- Special Sections
- Public Notices
The Triple S Planning Commission will hear its first arguments and possibly make a recommendation Tuesday on a plan to build an outlet mall in Simpsonville.
The request for the 50-acre parcel comes from Horizon Group Properties, which first announced plans for The Outlet Shoppes of Louisville to be built just south of Interstate 64 at the intersection of Buck Creek and Veechdale roads last year, and it will be heard at the commission’s regular monthly meeting at Stratton Center in Shelbyville.
The property is largely zoned Interstate Commercial (IC), a zoning district that no longer exists but has been replaced by and governed under Limited Interchange (X-1), but 4.42-acres of property is zoned Commercial, where a shopping center would be allowable, and another 19.34-acres is zoned Agricultural. However, Horizon has expressed interest in keeping the property under one zoning classification.
Horizon’s request is to change the Commercial and Agricultural acreage to X-1 already has been signed by the state’s transportation cabinet and those property owners whose land would be affected by moving to Veechdale Road.
Horizon’s plan calls for Veechdale Road, which intersects with Buck Creek Road very close to the eastbound exit ramp from I-64, to be relocated just south of the new development.
Following Executive Director Ryan Libke’s explanation of the application to the commission and the public, Horizon officials will be given a chance to explain why they are requesting the zone change, how the area will benefit from the change, and, if it’s a deviation from the future planned use for the area, why it should be changed.
Those officials also will present a preliminary planned unit development plan, showing how the land would be used if the zoning change request is permitted. The development plan lists 363,704 total square feet of buildings to be placed over the five lots on the 50.7-acre parcel. It also includes three out-lots totaling 2.22 acres.
Before building, the company would have to present and have approved a more detailed development plan.
After the commission hears Horizon’s request, the members of the public then will be given a chance to comment on the plan and ask questions. At the end, the company will be given a chance to reply.
A court reporter will be present to record all comments made at the meeting.
After hearing comments from both the company and the public, commissioners could vote on its recommendation following the comments and any more discussion they require, or the vote could be tabled to the next meeting if the commissioners feel they need more time.
Once the commission makes a recommendation, it then will need to review the transcript and findings of fact at its meeting in August before formally making a recommendation to the Simpsonville City Commission, which has the final say on the zone change request.
The city commission could take up to 90 days to vote on the plan or make no decision – unless requested to do so by the public – and no decision would make final the recommendation from Triple S.
Horizon’s concept has come under fire recently by residents living around the planned development. The residents have expressed concern about the amount of traffic the outlet mall will bring to an already congested area.
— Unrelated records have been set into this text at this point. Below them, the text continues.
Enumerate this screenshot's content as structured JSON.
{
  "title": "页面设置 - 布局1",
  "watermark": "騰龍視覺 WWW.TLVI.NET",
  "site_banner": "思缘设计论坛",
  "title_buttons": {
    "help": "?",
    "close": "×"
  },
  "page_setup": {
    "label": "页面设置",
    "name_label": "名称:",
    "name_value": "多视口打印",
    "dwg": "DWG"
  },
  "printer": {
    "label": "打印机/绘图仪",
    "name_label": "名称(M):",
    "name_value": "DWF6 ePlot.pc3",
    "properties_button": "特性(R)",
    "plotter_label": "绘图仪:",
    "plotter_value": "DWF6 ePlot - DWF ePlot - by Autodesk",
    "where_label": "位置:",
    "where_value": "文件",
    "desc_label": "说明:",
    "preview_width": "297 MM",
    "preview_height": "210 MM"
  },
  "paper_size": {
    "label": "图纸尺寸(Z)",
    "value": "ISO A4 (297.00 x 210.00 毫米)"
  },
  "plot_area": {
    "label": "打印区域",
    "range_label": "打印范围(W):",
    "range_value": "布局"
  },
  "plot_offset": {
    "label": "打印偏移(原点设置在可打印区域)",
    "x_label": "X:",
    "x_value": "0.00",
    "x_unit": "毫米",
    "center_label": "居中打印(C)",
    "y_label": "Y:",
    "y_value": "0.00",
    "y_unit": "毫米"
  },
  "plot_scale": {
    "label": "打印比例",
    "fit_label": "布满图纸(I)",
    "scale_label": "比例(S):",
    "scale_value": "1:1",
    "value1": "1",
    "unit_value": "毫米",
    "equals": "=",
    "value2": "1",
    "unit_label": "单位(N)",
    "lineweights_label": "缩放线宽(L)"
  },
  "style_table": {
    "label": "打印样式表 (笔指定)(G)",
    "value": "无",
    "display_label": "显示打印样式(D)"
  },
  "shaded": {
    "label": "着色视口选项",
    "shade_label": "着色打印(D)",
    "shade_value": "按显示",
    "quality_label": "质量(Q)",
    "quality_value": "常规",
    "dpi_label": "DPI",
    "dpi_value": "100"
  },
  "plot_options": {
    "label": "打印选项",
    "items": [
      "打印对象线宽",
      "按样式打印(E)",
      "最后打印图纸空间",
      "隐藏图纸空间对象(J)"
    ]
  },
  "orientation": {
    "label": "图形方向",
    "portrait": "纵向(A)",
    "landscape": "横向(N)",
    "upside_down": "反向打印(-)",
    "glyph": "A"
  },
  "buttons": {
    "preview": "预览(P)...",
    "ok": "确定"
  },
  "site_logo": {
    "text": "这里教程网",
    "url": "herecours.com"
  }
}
On the north side of I-64 is a Pilot Truck Stop and the Shelby County Flea Market, which residents claim have already made the intersection dangerous.
Several residents have wondered if the traffic study completed by the company is valid and extensive enough.
Deborah Bilitski, an attorney with Wyatt, Tarrant & Combs who specializes in zoning law, said Horizon submitted its traffic study to Triple S for review and noted that it met the state requirements. Horizon also has been working with the state highway department on plans for widening Buck Creek Road, which has been on the state’s agenda for several years.
Andrea Clifford, the public information officer for the Department of Highways' District 5, which covers Shelby County, said that because of the potential of developments, the state has asked its consultants to redo the traffic study.
“Because we didn’t have that information when we did our original designs, we don’t know how those potential developments will impact the traffic patterns we’ve been using,” she said.
Clifford said the cabinet’s team has been in contact with the developers to get the size and information about the developments.
While awaiting those traffic studies, the state hasn’t committed to any changes. However, Tom Rumptz, Horizon senior vice president in charge of construction, said the company has been working with the state on plans to widen the road and keeping the flow of traffic under control.
Horizon submitted a traffic study with its plan to Triple S, and Rumptz said one of the company’s goals for this public hearing is to try to explain those plans for the road and better controlling the traffic.
Another concern of the residents – and one that Triple S has no say in – is the environmental implications of filling in a 6.5-acre pond on the property.
Horizon has requested a permit from the U.S. Army Corps of Engineers to fill the pond, which was formed in the early 1960s, when the state needed fill dirt while building I-64. Officials with Horizon said they hope to hear from the Corps of Engineers by the end of the month, but there is no deadline for the decision.
The permit is not needed for Horizon to request the zone change for the property.